In the context of the Christian, this question is answered by God. The Apostle Paul writes about the gifts that are given to the people in the church by saying “that some would be apostles, some prophets, some evangelists, some pastors and teachers, to equip the saints for the work of ministry, for building up the body of Christ, until all of us come to the unity of the faith and of the knowledge of the Son of God, to maturity, to the measure of the full stature of Christ. We must no longer be children, tossed to and fro and blown about by every wind of doctrine, by people’s trickery, by their craftiness in deceitful scheming. But speaking the truth in love, we must grow up in every way into him who is the head, into Christ, (Ephesians 4:11b-15a, NRSV).

This demonstrates that only God can define maturity. We cannot because we do not have the wisdom nor the skills to be able to do so. I know that there are people who will argue with me on this point, but consider this: Only God can clearly evaluate who and what we truly are, and God has a lot to say about the limitations of human mind and will.

If we are going to help our children to grow up to be children of God, responsible citizens, realizing their fullest potential for mental and physical growth, there is an important principle that we ought to keep in mind. One of the most important understandings that may be achieved is this: That there is no one fixed point when a human being may rest and say I have arrived. John Powell in “Why Am I Afraid to Tell You Who I Am,” draws this conclusion:

“There is no fixed, true and real person inside of you or me, precisely because being a person necessarily implies becoming a person, being in process. If I am anything as a person it is what I think judge feel value honor esteem like love hate fear desire hope for believe in and am committed to. These are the things that define my person, and they are constantly in process, in the process of change. Unless my mind and heart are hopelessly barricaded, all these things that define me as a person are forever changing.”

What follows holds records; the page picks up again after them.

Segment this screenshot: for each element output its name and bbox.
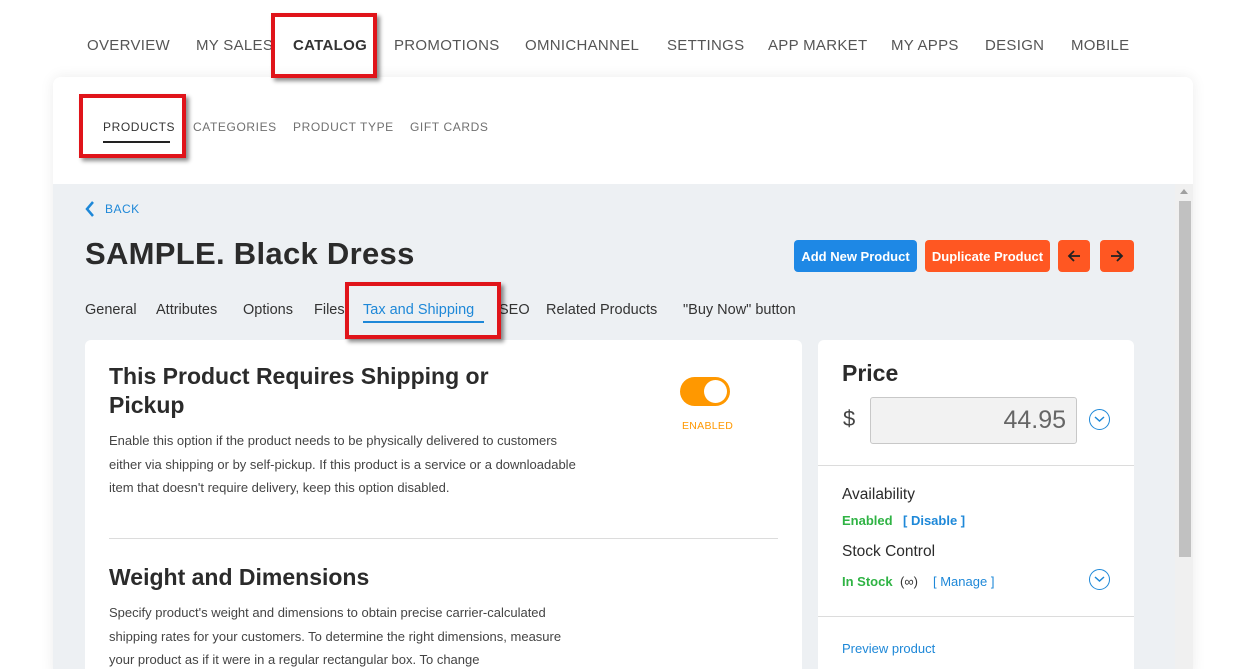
chevron-down-icon	[1094, 576, 1105, 583]
weight-dimensions-description: Specify product's weight and dimensions …	[109, 605, 562, 667]
preview-product-link[interactable]: Preview product	[842, 641, 935, 656]
shipping-required-description: Enable this option if the product needs …	[109, 433, 576, 495]
arrow-left-icon	[1067, 250, 1080, 262]
back-link[interactable]: BACK	[85, 201, 140, 217]
chevron-left-icon	[85, 201, 94, 217]
tab-options[interactable]: Options	[243, 302, 293, 318]
tab-seo[interactable]: SEO	[499, 302, 530, 318]
shipping-settings-card: This Product Requires Shipping or Pickup…	[85, 340, 802, 669]
catalog-subnav: PRODUCTS CATEGORIES PRODUCT TYPE GIFT CA…	[53, 77, 1193, 184]
shipping-required-title: This Product Requires Shipping or Pickup	[109, 363, 489, 418]
subnav-active-indicator	[103, 141, 170, 143]
nav-my-sales[interactable]: MY SALES	[196, 37, 273, 54]
tab-general[interactable]: General	[85, 302, 137, 318]
scroll-up-icon[interactable]	[1180, 189, 1188, 194]
nav-mobile[interactable]: MOBILE	[1071, 37, 1129, 54]
availability-label: Availability	[842, 486, 915, 503]
disable-link[interactable]: [ Disable ]	[903, 513, 965, 528]
tab-attributes[interactable]: Attributes	[156, 302, 217, 318]
manage-stock-link[interactable]: [ Manage ]	[933, 574, 994, 589]
previous-product-button[interactable]	[1058, 240, 1090, 272]
toggle-status-label: ENABLED	[682, 420, 734, 432]
section-divider	[109, 538, 778, 539]
catalog-panel: PRODUCTS CATEGORIES PRODUCT TYPE GIFT CA…	[53, 77, 1193, 669]
price-card: Price $ Availability Enabled [ Disable ]…	[818, 340, 1134, 669]
weight-dimensions-title: Weight and Dimensions	[109, 564, 370, 590]
top-navigation: OVERVIEW MY SALES CATALOG PROMOTIONS OMN…	[0, 0, 1235, 78]
subnav-gift-cards[interactable]: GIFT CARDS	[410, 120, 488, 134]
subnav-categories[interactable]: CATEGORIES	[193, 120, 277, 134]
chevron-down-icon	[1094, 416, 1105, 423]
back-label: BACK	[105, 202, 140, 216]
tab-tax-and-shipping[interactable]: Tax and Shipping	[363, 302, 474, 318]
nav-catalog[interactable]: CATALOG	[293, 37, 367, 54]
stock-status: In Stock	[842, 574, 893, 589]
price-expand-button[interactable]	[1089, 409, 1110, 430]
scrollbar-thumb[interactable]	[1179, 201, 1191, 557]
nav-settings[interactable]: SETTINGS	[667, 37, 744, 54]
tab-buy-now-button[interactable]: "Buy Now" button	[683, 302, 796, 318]
nav-my-apps[interactable]: MY APPS	[891, 37, 959, 54]
tab-related-products[interactable]: Related Products	[546, 302, 657, 318]
add-new-product-button[interactable]: Add New Product	[794, 240, 917, 272]
price-input[interactable]	[870, 397, 1077, 444]
scrollbar[interactable]	[1175, 184, 1193, 669]
side-divider	[818, 465, 1134, 466]
arrow-right-icon	[1111, 250, 1124, 262]
nav-app-market[interactable]: APP MARKET	[768, 37, 867, 54]
side-divider	[818, 616, 1134, 617]
availability-status: Enabled	[842, 513, 893, 528]
page-title: SAMPLE. Black Dress	[85, 236, 415, 271]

If we will embrace it, this defines the purpose of the family. It helps us to better understand parenthood. It takes a lot of wisdom, insight, and good old fashioned hard work to be a parent, not only in 2004, but at anytime before now.

This is the point that Morris L. West attempted to make in his famous book, “the Shoes of the Fisherman.” He wrote:

“It costs too much to be a full human being that there are very few who have the enlightenment or the courage, to pay the price…One has to abandon altogether the search for security, and reach out to the risk of living with both arms. One has to embrace the world like a lover. One has to accept pain as a condition of existence. One has to court doubt and darkness as the cost of knowing. One needs a will stubborn in conflict, but apt always to total acceptance of every consequence of living and dying,” Morris L. West in The Shoes of the Fisherman.

Rather than seeking to protect our children from that which we believe to be harmful to them and detrimental to their growth, we should seek to equip them with the knowledge, and role models that will help them to be able to successfully meet the challenges that they will face.